Point Convergence Analysis of the Accelerated Gradient Method for Multiobjective Optimization: Continuous and Discrete
Yingdong Yin
TL;DR
The paper proves point convergence for a continuous multiobjective inertial gradient system at the critical damping value $\alpha=3$ and for a discrete multiobjective accelerated gradient method with generalized momentum. Using Lyapunov and energy arguments, it derives a sublinear rate $u_0(x(t))=O\left(t^{-2\alpha/3}\right)$ for the continuous dynamics and, in the discrete setting, achieves $u_0(x_k)=O\left(1/k^2\right)$ along with bounded step-norm growth. Under standard convexity and level-set assumptions, both the continuous trajectory $x(t)$ and the discrete iterates $\{x_k\}$ converge to a weak Pareto optimal point $x^*$, with $u_0(x^*)=0$, providing rigorous convergence guarantees for accelerated multiobjective methods. The results extend Nesterov-type acceleration to multiobjective optimization, offering theoretically grounded design principles for continuous and discrete accelerated algorithms with Pareto-optimal guarantees.
Abstract
This paper investigates the point convergence of accelerated gradient methods for multiobjective optimization, in both continuous and discrete settings.
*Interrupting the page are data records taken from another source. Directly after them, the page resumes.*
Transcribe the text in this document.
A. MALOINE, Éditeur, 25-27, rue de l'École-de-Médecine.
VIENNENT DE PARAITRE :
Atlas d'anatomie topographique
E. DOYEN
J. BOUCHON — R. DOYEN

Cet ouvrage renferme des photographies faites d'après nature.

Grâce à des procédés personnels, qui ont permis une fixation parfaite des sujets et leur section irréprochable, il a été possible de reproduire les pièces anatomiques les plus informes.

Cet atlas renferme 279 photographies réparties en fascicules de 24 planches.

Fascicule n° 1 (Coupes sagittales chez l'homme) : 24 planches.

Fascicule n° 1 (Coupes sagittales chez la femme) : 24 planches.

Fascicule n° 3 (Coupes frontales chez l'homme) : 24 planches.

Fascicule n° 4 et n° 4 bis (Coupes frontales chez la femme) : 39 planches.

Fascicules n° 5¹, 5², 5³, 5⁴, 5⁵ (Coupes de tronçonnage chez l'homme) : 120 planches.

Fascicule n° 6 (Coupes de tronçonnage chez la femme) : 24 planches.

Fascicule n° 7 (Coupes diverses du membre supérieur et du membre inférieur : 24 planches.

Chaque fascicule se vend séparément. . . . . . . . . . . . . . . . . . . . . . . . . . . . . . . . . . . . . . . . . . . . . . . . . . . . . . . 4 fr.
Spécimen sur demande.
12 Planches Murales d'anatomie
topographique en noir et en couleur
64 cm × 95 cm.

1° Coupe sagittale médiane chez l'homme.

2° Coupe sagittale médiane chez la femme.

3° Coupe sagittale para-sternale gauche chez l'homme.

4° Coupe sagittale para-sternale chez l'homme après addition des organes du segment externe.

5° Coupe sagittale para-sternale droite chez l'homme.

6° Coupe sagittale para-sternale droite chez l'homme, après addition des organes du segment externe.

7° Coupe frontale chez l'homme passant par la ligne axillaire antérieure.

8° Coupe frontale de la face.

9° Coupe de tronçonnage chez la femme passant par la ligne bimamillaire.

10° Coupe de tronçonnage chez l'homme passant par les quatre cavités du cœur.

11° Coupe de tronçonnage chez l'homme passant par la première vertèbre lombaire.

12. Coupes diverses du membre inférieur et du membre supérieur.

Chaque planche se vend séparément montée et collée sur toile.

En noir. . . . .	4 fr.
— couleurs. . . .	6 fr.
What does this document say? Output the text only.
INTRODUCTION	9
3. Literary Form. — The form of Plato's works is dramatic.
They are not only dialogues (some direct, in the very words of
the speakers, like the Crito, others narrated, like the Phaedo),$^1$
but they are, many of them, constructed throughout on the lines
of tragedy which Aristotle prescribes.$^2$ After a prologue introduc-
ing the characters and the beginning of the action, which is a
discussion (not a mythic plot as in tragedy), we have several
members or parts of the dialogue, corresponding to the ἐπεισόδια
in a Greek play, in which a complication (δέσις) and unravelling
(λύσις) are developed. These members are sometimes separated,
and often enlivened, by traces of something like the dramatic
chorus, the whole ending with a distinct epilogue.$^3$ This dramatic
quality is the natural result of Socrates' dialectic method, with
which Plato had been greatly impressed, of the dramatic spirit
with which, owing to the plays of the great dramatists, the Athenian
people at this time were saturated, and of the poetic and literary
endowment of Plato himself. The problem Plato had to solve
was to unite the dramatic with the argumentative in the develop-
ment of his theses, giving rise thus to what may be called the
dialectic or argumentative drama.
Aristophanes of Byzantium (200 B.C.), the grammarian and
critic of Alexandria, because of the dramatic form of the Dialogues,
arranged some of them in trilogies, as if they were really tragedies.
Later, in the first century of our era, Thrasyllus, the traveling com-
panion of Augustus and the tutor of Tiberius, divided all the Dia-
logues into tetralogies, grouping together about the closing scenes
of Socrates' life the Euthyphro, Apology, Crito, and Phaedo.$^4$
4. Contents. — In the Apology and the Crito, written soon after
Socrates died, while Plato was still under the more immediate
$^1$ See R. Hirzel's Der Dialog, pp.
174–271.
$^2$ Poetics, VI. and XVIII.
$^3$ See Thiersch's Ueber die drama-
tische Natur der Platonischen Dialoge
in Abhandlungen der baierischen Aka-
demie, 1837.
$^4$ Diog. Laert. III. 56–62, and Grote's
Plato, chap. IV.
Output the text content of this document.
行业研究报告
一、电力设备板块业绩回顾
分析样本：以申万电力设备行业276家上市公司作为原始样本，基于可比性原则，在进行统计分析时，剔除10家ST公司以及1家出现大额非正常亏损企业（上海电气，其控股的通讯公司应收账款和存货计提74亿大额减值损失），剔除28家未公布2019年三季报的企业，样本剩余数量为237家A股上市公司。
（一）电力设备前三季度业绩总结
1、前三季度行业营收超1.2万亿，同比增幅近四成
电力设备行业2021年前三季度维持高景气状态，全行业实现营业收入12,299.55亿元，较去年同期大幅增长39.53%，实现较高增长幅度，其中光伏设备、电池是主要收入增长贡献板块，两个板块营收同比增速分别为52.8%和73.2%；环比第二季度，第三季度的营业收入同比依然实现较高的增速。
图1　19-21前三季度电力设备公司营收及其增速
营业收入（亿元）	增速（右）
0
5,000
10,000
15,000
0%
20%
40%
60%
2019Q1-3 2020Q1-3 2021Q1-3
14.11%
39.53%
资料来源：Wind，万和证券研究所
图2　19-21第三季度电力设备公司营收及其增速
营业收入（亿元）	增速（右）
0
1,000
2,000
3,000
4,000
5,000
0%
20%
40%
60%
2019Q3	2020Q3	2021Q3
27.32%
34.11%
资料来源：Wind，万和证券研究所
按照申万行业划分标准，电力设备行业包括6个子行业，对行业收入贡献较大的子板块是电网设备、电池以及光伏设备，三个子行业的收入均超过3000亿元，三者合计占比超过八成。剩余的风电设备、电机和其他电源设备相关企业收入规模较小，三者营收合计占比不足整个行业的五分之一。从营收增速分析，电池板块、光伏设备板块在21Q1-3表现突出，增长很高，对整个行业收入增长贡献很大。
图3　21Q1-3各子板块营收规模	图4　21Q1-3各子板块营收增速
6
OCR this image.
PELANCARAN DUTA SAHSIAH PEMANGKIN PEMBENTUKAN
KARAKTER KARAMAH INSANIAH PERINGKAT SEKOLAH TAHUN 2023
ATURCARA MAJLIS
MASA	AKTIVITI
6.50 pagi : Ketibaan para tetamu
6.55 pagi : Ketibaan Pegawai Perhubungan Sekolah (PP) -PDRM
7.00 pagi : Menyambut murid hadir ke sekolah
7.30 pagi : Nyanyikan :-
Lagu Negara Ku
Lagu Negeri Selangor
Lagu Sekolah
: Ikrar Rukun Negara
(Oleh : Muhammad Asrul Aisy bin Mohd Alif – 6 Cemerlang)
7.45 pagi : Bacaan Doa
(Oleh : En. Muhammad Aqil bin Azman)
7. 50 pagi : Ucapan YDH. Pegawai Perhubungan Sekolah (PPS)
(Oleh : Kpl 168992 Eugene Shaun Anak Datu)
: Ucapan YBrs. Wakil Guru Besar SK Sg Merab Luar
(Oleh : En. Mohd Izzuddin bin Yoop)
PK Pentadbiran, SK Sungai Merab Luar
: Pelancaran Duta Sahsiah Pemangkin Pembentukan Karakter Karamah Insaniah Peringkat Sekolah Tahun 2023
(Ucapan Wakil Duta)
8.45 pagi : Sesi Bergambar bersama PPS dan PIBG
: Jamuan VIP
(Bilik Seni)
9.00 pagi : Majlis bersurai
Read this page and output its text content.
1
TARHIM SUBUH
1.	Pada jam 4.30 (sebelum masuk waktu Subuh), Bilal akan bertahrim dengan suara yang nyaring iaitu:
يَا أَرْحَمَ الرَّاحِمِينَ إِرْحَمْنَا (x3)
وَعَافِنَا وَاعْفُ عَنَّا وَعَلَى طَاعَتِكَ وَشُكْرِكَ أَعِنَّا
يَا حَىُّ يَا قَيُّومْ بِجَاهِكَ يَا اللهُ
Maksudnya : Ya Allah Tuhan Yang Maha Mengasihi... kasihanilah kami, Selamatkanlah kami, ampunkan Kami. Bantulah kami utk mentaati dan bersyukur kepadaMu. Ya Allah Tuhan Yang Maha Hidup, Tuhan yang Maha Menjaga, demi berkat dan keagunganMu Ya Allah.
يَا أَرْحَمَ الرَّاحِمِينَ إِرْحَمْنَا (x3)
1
We address the open problems of whether the solution trajectory of the multiobjective inertial gradient-like dynamical system (MAVD) with asymptotic vanishing damping converges when $α= 3$, and whether the sequence generated by the multiobjective Nesterov accelerated method (MAG) converges to a weakly Pareto optimal solution. For the continuous system (MAVD) with $α= 3$, we prove that the trajectory $x(t)$ converges to a weakly Pareto optimal solution. For the discrete case, we propose a multiobjective accelerated gradient method with a generalized momentum factor (MAG-GM), and prove that the generated sequence $\{x_k\}$ converges to a weakly Pareto optimal solution.